Lei è giornalista pubblicista. Quali consigli si sente di dare agli aspiranti giornalisti ?

“ Ho avuto la fortuna di scrivere con continuità su un giornale. Ogni domenica avevo una rubrica di satira che si chiamava ‘O’ Pernacchio”, dove dissacravo le situazioni del momento. Il giornalista pubblicista non è meno del professionista, almeno non dovrebbe esserlo. Questo lavoro è un impegno totale per il pubblico. Anche il pubblicista entra negli occhi e nella mente di chi legge e deve rispettare quelle persone. Quindi, deve comportarsi da giornalista a trecentosessanta gradi. Significa essere rispettoso di quello che si fa, al pubblico a cui si rivolge. Non mettere se stesso davanti alle notizie, non credere di essere nella parte della ragione, che la nostra è pur sempre un’opinione, per quanto accreditata e valida, è pur sempre una parte di noi che spinge. Dipende anche dal settore. È un lavoro come l’artista. Va sempre affrontato alla luce della gioia e della bellezza. Ovviamente, la bellezza intesa come verità”.

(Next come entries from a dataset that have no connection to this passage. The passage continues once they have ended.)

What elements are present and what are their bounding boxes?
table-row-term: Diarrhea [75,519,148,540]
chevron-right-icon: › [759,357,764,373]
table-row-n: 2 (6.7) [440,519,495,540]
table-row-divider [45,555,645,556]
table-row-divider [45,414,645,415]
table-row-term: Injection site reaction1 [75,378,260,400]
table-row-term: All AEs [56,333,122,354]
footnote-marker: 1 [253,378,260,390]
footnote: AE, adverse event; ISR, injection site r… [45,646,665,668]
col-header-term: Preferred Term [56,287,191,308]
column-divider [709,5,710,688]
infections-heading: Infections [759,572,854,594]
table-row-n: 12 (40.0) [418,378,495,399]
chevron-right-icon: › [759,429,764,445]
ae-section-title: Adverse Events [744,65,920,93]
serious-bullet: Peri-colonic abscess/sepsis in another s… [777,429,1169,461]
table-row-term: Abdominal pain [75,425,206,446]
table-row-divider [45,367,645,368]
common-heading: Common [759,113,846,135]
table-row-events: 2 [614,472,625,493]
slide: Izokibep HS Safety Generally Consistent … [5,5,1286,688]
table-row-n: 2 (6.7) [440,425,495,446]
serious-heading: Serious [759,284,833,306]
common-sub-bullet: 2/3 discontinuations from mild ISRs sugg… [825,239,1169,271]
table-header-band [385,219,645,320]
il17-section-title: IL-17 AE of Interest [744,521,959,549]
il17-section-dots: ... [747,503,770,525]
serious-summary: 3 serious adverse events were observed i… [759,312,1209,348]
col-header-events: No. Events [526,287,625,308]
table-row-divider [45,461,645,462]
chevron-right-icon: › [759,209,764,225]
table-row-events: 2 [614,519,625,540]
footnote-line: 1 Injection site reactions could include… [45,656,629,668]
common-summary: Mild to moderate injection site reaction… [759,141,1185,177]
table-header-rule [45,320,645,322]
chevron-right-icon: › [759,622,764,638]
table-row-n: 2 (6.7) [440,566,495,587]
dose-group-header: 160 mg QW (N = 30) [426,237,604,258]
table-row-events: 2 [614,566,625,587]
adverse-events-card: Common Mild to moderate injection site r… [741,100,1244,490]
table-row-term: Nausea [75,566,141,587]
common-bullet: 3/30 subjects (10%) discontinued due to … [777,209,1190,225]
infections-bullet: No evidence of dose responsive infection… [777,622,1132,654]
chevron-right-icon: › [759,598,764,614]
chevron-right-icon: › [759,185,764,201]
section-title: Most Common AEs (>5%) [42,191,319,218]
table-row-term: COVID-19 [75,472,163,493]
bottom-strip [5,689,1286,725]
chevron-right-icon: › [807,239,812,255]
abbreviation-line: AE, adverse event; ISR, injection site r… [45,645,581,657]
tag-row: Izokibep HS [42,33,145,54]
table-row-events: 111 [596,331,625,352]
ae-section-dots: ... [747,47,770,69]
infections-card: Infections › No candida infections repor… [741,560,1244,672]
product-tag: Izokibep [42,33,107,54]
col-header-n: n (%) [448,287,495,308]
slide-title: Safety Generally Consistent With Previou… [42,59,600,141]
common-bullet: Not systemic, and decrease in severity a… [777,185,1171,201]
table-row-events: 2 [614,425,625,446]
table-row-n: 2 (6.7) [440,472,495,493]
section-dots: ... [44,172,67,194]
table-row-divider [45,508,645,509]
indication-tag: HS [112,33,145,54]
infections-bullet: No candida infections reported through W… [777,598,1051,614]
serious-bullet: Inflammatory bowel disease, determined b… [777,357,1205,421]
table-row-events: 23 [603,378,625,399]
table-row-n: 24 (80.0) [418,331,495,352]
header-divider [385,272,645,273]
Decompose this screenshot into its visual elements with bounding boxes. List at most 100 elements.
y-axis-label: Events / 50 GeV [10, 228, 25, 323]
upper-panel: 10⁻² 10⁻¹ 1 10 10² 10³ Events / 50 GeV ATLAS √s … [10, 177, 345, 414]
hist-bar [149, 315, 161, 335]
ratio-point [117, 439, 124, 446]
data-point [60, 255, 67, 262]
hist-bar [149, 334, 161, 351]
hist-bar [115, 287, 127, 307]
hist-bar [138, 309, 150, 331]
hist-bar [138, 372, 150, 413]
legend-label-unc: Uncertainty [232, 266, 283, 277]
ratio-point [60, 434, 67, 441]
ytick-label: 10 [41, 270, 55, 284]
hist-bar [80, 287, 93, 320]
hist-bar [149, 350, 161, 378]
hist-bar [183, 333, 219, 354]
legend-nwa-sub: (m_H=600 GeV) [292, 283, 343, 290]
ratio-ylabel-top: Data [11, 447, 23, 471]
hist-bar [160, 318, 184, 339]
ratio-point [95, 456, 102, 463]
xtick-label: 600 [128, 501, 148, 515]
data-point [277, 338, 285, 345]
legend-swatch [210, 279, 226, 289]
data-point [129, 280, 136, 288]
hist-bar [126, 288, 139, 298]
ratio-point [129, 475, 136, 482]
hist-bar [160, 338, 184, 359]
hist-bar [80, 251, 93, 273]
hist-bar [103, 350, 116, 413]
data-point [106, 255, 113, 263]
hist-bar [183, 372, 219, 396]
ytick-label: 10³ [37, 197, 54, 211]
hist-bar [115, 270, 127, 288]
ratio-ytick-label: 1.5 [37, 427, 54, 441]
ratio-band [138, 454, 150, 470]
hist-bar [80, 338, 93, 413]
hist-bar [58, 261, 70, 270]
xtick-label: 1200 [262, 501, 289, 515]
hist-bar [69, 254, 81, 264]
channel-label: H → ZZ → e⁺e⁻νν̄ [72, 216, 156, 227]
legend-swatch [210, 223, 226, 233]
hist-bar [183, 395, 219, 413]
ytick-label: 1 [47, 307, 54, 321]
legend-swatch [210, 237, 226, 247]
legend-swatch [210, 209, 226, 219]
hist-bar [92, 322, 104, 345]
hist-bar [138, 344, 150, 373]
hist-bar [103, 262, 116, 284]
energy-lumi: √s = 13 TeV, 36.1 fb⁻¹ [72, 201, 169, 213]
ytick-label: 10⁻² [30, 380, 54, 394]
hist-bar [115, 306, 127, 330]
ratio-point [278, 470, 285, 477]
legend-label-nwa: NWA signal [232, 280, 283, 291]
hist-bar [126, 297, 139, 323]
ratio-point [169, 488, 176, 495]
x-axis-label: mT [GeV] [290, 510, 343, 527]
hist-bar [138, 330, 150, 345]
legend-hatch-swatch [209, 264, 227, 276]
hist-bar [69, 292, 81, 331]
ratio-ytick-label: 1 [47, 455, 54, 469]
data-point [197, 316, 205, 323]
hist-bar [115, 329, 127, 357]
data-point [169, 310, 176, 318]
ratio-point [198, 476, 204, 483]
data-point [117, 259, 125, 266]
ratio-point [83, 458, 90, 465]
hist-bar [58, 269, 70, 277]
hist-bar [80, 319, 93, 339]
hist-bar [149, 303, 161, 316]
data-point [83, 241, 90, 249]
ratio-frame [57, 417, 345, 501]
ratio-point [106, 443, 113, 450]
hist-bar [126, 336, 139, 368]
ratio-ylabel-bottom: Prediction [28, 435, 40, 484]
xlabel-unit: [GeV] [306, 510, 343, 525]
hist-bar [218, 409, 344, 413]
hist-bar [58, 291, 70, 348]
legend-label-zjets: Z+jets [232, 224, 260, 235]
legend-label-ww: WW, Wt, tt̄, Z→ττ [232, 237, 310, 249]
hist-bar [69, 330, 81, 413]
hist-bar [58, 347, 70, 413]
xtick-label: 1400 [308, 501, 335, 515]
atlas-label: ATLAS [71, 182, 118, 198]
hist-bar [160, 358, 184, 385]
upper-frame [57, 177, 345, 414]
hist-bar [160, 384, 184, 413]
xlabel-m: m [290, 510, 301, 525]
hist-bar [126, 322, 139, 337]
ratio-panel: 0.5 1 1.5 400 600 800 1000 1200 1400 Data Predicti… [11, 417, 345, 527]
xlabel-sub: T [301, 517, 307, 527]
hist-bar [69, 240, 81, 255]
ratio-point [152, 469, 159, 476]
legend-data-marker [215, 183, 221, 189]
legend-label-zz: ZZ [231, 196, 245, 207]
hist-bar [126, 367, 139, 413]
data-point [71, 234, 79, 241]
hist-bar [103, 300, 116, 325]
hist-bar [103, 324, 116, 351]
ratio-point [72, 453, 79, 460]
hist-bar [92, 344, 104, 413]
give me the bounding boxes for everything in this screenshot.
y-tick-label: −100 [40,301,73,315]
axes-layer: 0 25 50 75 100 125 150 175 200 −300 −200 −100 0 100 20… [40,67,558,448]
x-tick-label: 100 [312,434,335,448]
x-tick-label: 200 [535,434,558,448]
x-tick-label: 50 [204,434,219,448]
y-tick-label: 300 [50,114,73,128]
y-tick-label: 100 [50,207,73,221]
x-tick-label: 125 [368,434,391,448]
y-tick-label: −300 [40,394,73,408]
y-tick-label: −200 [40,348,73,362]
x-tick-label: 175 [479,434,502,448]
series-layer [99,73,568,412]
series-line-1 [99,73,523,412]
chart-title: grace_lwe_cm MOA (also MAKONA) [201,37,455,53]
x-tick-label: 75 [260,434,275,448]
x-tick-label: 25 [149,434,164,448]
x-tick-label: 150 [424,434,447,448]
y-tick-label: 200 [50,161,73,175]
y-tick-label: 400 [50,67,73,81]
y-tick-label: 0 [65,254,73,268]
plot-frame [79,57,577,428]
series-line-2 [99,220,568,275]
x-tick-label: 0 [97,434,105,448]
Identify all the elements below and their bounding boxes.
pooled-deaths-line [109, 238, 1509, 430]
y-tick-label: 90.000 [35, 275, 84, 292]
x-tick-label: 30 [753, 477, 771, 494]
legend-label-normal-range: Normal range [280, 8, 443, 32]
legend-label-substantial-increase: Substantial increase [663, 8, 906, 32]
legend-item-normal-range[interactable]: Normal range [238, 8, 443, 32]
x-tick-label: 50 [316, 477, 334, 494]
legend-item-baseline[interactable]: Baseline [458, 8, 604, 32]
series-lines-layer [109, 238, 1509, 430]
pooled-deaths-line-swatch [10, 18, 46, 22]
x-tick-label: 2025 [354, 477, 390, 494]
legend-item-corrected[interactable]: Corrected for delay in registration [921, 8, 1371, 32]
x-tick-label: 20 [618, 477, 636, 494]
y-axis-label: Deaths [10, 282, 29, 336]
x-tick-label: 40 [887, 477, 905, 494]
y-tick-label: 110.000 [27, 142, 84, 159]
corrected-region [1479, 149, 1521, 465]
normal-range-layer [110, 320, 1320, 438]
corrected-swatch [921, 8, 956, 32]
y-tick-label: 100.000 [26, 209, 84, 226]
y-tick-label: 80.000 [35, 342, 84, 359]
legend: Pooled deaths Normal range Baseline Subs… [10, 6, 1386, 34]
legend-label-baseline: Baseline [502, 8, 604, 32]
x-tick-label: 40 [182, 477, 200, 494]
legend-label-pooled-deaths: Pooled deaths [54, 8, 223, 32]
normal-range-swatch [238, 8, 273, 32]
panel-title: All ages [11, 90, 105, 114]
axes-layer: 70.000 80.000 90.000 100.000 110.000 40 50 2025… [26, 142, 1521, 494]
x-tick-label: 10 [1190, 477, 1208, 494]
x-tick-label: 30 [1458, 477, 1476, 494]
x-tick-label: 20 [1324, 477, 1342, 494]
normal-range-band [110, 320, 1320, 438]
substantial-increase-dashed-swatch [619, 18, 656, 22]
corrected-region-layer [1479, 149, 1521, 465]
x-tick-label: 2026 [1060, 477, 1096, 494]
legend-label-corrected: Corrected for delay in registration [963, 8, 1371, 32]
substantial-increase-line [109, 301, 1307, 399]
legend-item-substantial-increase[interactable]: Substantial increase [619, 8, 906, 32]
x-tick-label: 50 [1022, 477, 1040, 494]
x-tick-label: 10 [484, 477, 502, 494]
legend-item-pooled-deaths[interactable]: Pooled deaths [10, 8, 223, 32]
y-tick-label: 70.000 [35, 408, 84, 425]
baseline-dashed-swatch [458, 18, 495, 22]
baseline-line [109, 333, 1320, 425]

Quali consigli le dava Luciano De Crescenzo sul set del film “Così parlò Bellavista”?

“Devo dire la verità: dava pochi consigli, non solo a me. La sera prima di girare le scene, ci incontravamo e ci raccontavamo come avremmo voluto farle. Lui dava spazio alla nostra fantasia, quindi diciamo che siamo cresciuti insieme. Naturalmente, su un corpo già ben definito: il corpo della sua sceneggiatura, della sua stesura, della sua filosofia di vita di quello che voleva raccontare. Si è messo a nostra disposizione con umiltà e impegno. C’è stato un momento in cui lui si è scontrato con la produzione: perché la produzione avrebbe voluto altri attori al posto di alcuni di noi. Lui disse: di no alla produzione. Questi sono i miei attori”.

Ci può raccontare qualche aneddoto inedito su “ Così parlò Bellavista di Luciano De Crescenzo ?

“ Non credo che ci sia qualcosa di inedito. Forse, l’aneddoto riguardo la produzione che vide la scena della lavastoviglie di Maria Confalone, diceva che era una scena troppo napoletana e che andava corretta o tolta. Luciano disse alla produzione: se toccate la scena, il film non lo faccio più. Era assai convinto di ciò che facevamo. Lui arrivò a minacciare lo sciopero per quella scena. Alla fine quella scena è diventata una scena cult del film”.

Un’ultima domanda prima di salutarci: quali saranno i prossimi progetti per il teatro ?

“ Sto lavorando da qualche tempo alla messa in scena del dramma ‘L’uomo dal fiore in bocca’ di Luigi Pirandello. Credo che possa concretizzarlo l’anno prossimo”.